Levich Institute Seminar In Sheared Highly Polydisperse Emulsions, Large Droplets Cause Trouble for Smaller Droplets
160 Convent Avenue
New York, NY 10031
Steinman Hall #124 (Exhibit Room)
Professor Eric Weeks
Emory University, Physics Department
“In Sheared Highly Polydisperse Emulsions, Large Droplets Cause Trouble for Smaller Droplets”
Simultaneous Zoom Link: https://ccny.zoom.us/j/82406201095
We study experiments and simulations of highly polydisperse emulsions under shear flow. By highly polydisperse, we mean with the largest droplet diameters being as much as ten times the smallest diameters. We quantify non-affine motion in these highly polydisperse samples — motion where droplets move with displacements distinctly different from their neighbors, or different from the overall imposed shear flow. The largest droplets typically move affinely, as if they are in a simple effective fluid formed by the other droplets. In contrast, the smallest droplets are often forced to move non-affinely by the larger droplets. The behavior depends on the overall droplet size distribution; in general, the largest droplets are always the troublemakers. Our main conclusion is that highly polydisperse samples behave qualitatively differently than weakly polydisperse samples. This is both true microscopically (in terms of droplet motion) and macroscopically (in terms of rheology).
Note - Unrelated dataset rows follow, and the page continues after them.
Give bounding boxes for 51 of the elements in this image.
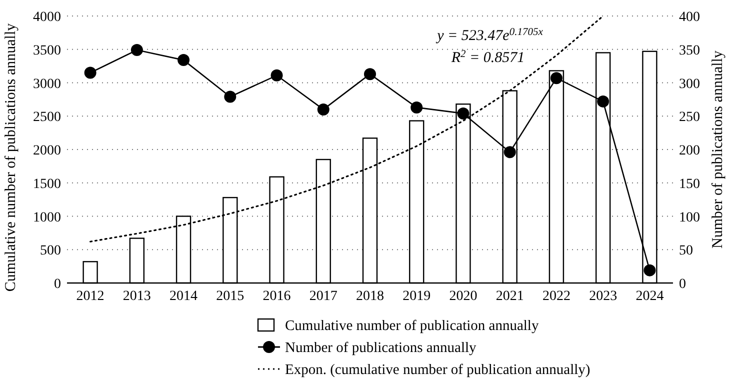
y2-tick-label: 0 [679, 277, 686, 292]
y2-axis-title: Number of publications annually [710, 50, 726, 248]
x-tick-label: 2014 [170, 289, 198, 304]
point [84, 66, 96, 79]
point [364, 68, 376, 80]
y2-tick-label: 150 [679, 176, 700, 192]
x-tick-label: 2019 [402, 289, 431, 304]
annotation: R$^{2}$ = 0.8571 [450, 48, 525, 66]
legend-label: Expon. (cumulative number of publication annually) [285, 362, 590, 378]
y-tick-label: 2000 [33, 144, 61, 158]
point [178, 54, 190, 66]
x-tick-label: 2015 [216, 289, 244, 304]
y-tick-label: 2500 [33, 110, 61, 126]
x-tick-label: 2017 [309, 289, 338, 304]
y2-tick-label: 250 [679, 110, 700, 126]
x-tick-label: 2021 [496, 289, 524, 304]
point [224, 90, 236, 103]
y2-tick-label: 100 [679, 210, 700, 226]
point [597, 95, 610, 108]
y2-tick-label: 300 [679, 76, 700, 92]
y-tick-label: 0 [54, 277, 61, 292]
x-tick-label: 2024 [636, 289, 664, 304]
y2-tick-label: 400 [679, 10, 700, 25]
x-tick-label: 2018 [356, 289, 384, 304]
point [270, 69, 283, 82]
y-tick-label: 3000 [33, 76, 61, 92]
annotation: y = 523.47e$^{0.1705x}$ [435, 26, 544, 44]
point [550, 72, 562, 84]
x-tick-label: 2016 [262, 289, 291, 304]
x-tick-label: 2013 [122, 289, 151, 304]
y-tick-label: 4000 [33, 10, 61, 25]
y2-tick-label: 350 [679, 43, 700, 58]
point [504, 146, 516, 158]
y-tick-label: 3500 [33, 43, 61, 58]
point [130, 44, 143, 56]
point [457, 107, 470, 120]
legend-label: Cumulative number of publication annually [285, 318, 540, 334]
point [317, 103, 330, 116]
y-tick-label: 500 [40, 244, 61, 259]
x-tick-label: 2023 [589, 289, 618, 304]
legend-label: Number of publications annually [285, 340, 478, 356]
y2-tick-label: 50 [679, 244, 693, 259]
point [410, 101, 423, 114]
y-tick-label: 1500 [33, 176, 61, 192]
y2-tick-label: 200 [679, 144, 700, 158]
x-tick-label: 2012 [76, 289, 104, 304]
point [644, 264, 656, 276]
x-tick-label: 2020 [449, 289, 478, 304]
x-tick-label: 2022 [542, 289, 570, 304]
y-tick-label: 1000 [33, 210, 61, 226]
y-axis-title: Cumulative number of publications annually [3, 22, 19, 292]
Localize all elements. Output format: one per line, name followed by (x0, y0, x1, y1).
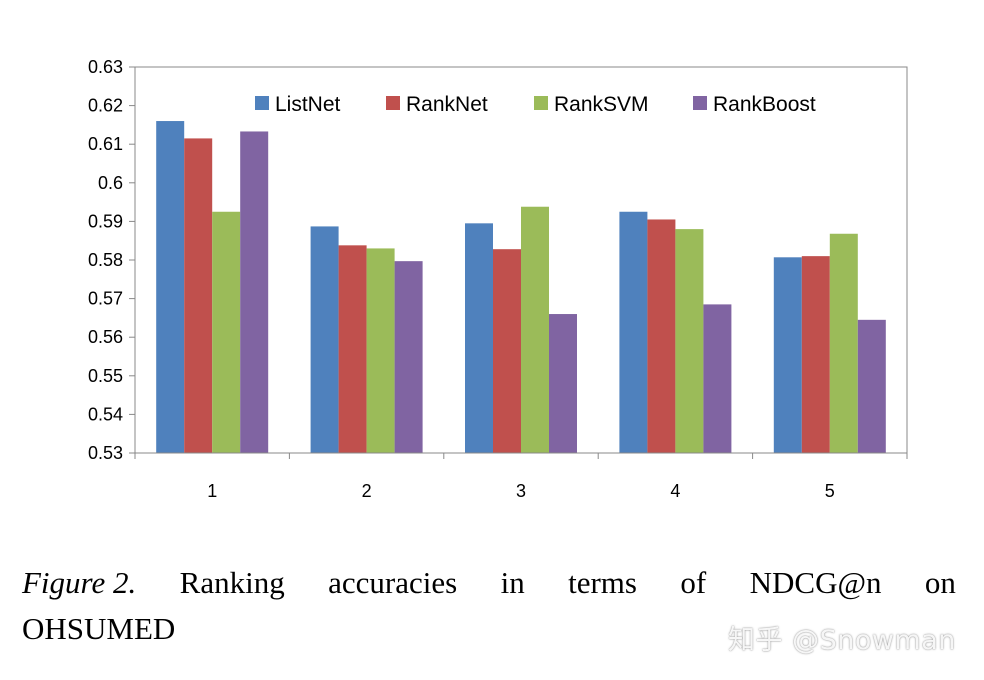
caption-word: terms (568, 565, 637, 600)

BRIEF ACADEMIC/EMPLOYMENT HISTORY:
Eric got his undergraduate degree in engineering physics from the University of Illinois at Urbana-Champaign in 1992. In 1997 he earned his PhD in physics from the University of Texas at Austin working with Harry Swinney. He was a postdoctoral researcher with David Weitz at the University of Pennsylvania and later at Harvard University. In January 2001 he joined the faculty at Emory University, where he is now a Dobbs Professor of Physics and also Associate Vice Provost for Faculty Affairs.
MOST RECENT RESEARCH INTERESTS:
Colloids, granular materials, emulsions, foams. In particular, recently I’m studying random close packing; clogging of soft particles; the colloidal glass transition; and colloidal gels.